Mission d’évaluation et de contrôle

Recettes budgétaires exceptionnelles de la Défense

Mardi 30 mars 2010

Séance de 18 heures

Compte rendu n° 22

Présidence de M. Louis Giscard d’Estaing, Rapporteur

– Audition de MM. François Auque, président exécutif d'EADS Astrium, Éric Béranger, président exécutif d'Astrium Services et de l'amiral Alain Coldefy, conseiller défense du président d'EADS, chargé des questions d’espace et de dissuasion

M. Louis Giscard d’Estaing, Rapporteur. Je suis heureux d'ouvrir cette séance de la Mission d'évaluation et de contrôle sur les recettes budgétaires exceptionnelles de la Défense en 2009 et 2010. S’il me revient de la présider, c’est que, vous le savez, le coprésident de la MEC, M. Georges Tron, a été appelé au Gouvernement.

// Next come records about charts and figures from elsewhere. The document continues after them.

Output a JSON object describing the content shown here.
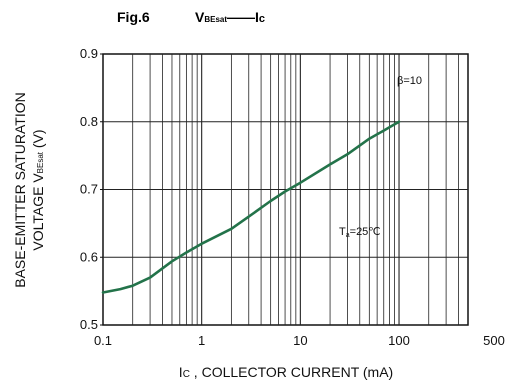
{
  "header": {
    "fig_label": "Fig.6",
    "param_main": "V",
    "param_sub": "BEsat",
    "dash": "——",
    "param_right_main": "I",
    "param_right_sub": "c"
  },
  "chart_data": {
    "type": "line",
    "title": "",
    "x_scale": "log",
    "xlim": [
      0.1,
      500
    ],
    "ylim": [
      0.5,
      0.9
    ],
    "x_ticks": [
      0.1,
      1,
      10,
      100,
      500
    ],
    "x_tick_labels": [
      "0.1",
      "1",
      "10",
      "100",
      "500"
    ],
    "y_ticks": [
      0.5,
      0.6,
      0.7,
      0.8,
      0.9
    ],
    "y_tick_labels": [
      "0.5",
      "0.6",
      "0.7",
      "0.8",
      "0.9"
    ],
    "grid": true,
    "xlabel": {
      "prefix_main": "I",
      "prefix_sub": "C",
      "rest": " , COLLECTOR CURRENT (mA)"
    },
    "ylabel": {
      "line1": "BASE-EMITTER SATURATION",
      "line2_main": "VOLTAGE V",
      "line2_sub": "BEsat",
      "line2_rest": " (V)"
    },
    "annotations": {
      "beta": "β=10",
      "temp_main": "T",
      "temp_sub": "a",
      "temp_rest": "=25℃"
    },
    "series": [
      {
        "color": "#23734a",
        "x": [
          0.1,
          0.15,
          0.2,
          0.3,
          0.5,
          0.7,
          1,
          2,
          3,
          5,
          7,
          10,
          20,
          30,
          50,
          70,
          100
        ],
        "y": [
          0.548,
          0.553,
          0.558,
          0.57,
          0.594,
          0.607,
          0.62,
          0.642,
          0.66,
          0.683,
          0.697,
          0.71,
          0.737,
          0.752,
          0.775,
          0.787,
          0.8
        ]
      }
    ]
  }
}
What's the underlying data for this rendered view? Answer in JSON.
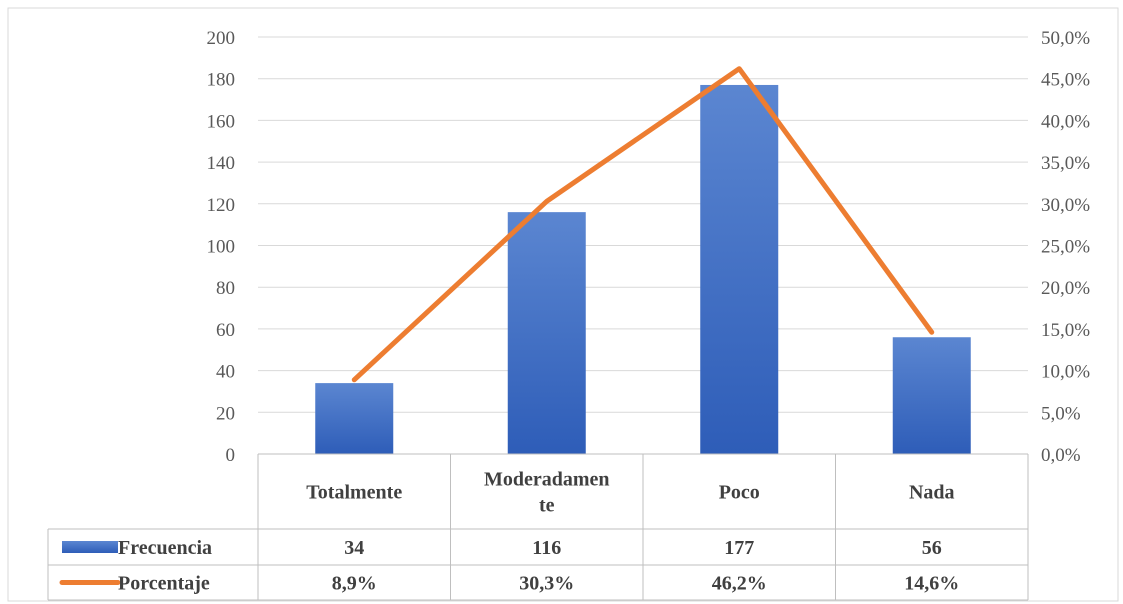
{
  "chart_data": {
    "type": "bar",
    "categories": [
      "Totalmente",
      "Moderadamente",
      "Poco",
      "Nada"
    ],
    "category_display_lines": [
      [
        "Totalmente"
      ],
      [
        "Moderadamen",
        "te"
      ],
      [
        "Poco"
      ],
      [
        "Nada"
      ]
    ],
    "series": [
      {
        "name": "Frecuencia",
        "type": "bar",
        "axis": "left",
        "color": "#4472C4",
        "values": [
          34,
          116,
          177,
          56
        ],
        "table_labels": [
          "34",
          "116",
          "177",
          "56"
        ]
      },
      {
        "name": "Porcentaje",
        "type": "line",
        "axis": "right",
        "color": "#ED7D31",
        "values": [
          8.9,
          30.3,
          46.2,
          14.6
        ],
        "table_labels": [
          "8,9%",
          "30,3%",
          "46,2%",
          "14,6%"
        ]
      }
    ],
    "left_axis": {
      "ylim": [
        0,
        200
      ],
      "ticks": [
        "0",
        "20",
        "40",
        "60",
        "80",
        "100",
        "120",
        "140",
        "160",
        "180",
        "200"
      ]
    },
    "right_axis": {
      "ylim": [
        0,
        50
      ],
      "ticks": [
        "0,0%",
        "5,0%",
        "10,0%",
        "15,0%",
        "20,0%",
        "25,0%",
        "30,0%",
        "35,0%",
        "40,0%",
        "45,0%",
        "50,0%"
      ]
    },
    "grid": true,
    "legend": "data-table-below"
  }
}
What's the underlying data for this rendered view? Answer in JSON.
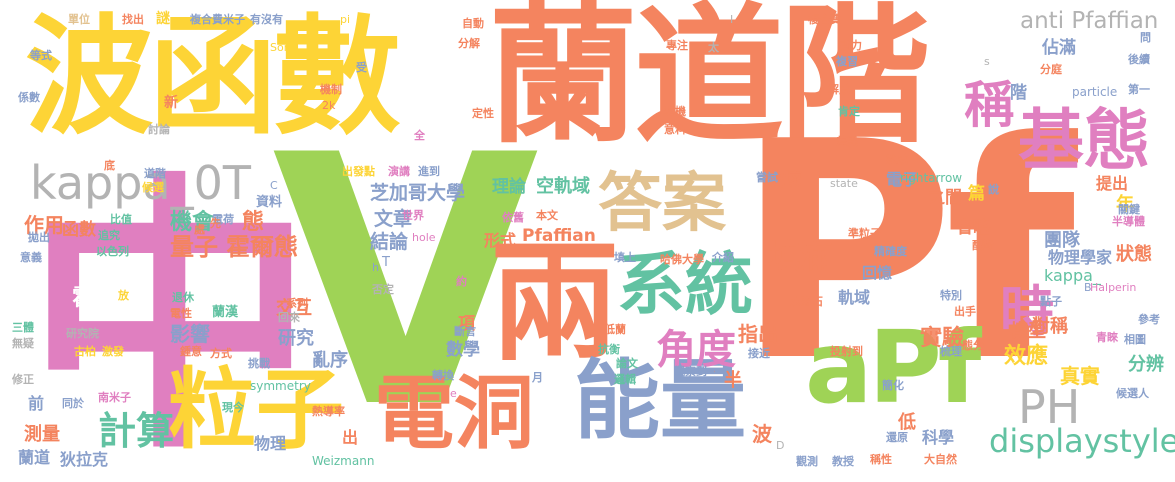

Je me dois aussi d'excuser l’absence de ma corapporteure, Mme Françoise Olivier-Coupeau, qui m'a chargé de vous faire part de ses regrets de ne pouvoir participer à cette réunion, pour raisons de santé.

Depuis sa création, la MEC porte une attention particulière à l'évaluation de la politique de défense, en raison de son poids au sein des politiques publiques. Cette année, le Bureau de la commission des Finances lui a demandé de se pencher sur les recettes exceptionnelles de ce budget. En 2010, 1,3 milliard d'euros sont prévus à ce titre, issus de la vente de biens immobiliers, de l'aliénation d'ondes hertziennes et de la cession de l'usufruit de satellites militaires de télécommunications.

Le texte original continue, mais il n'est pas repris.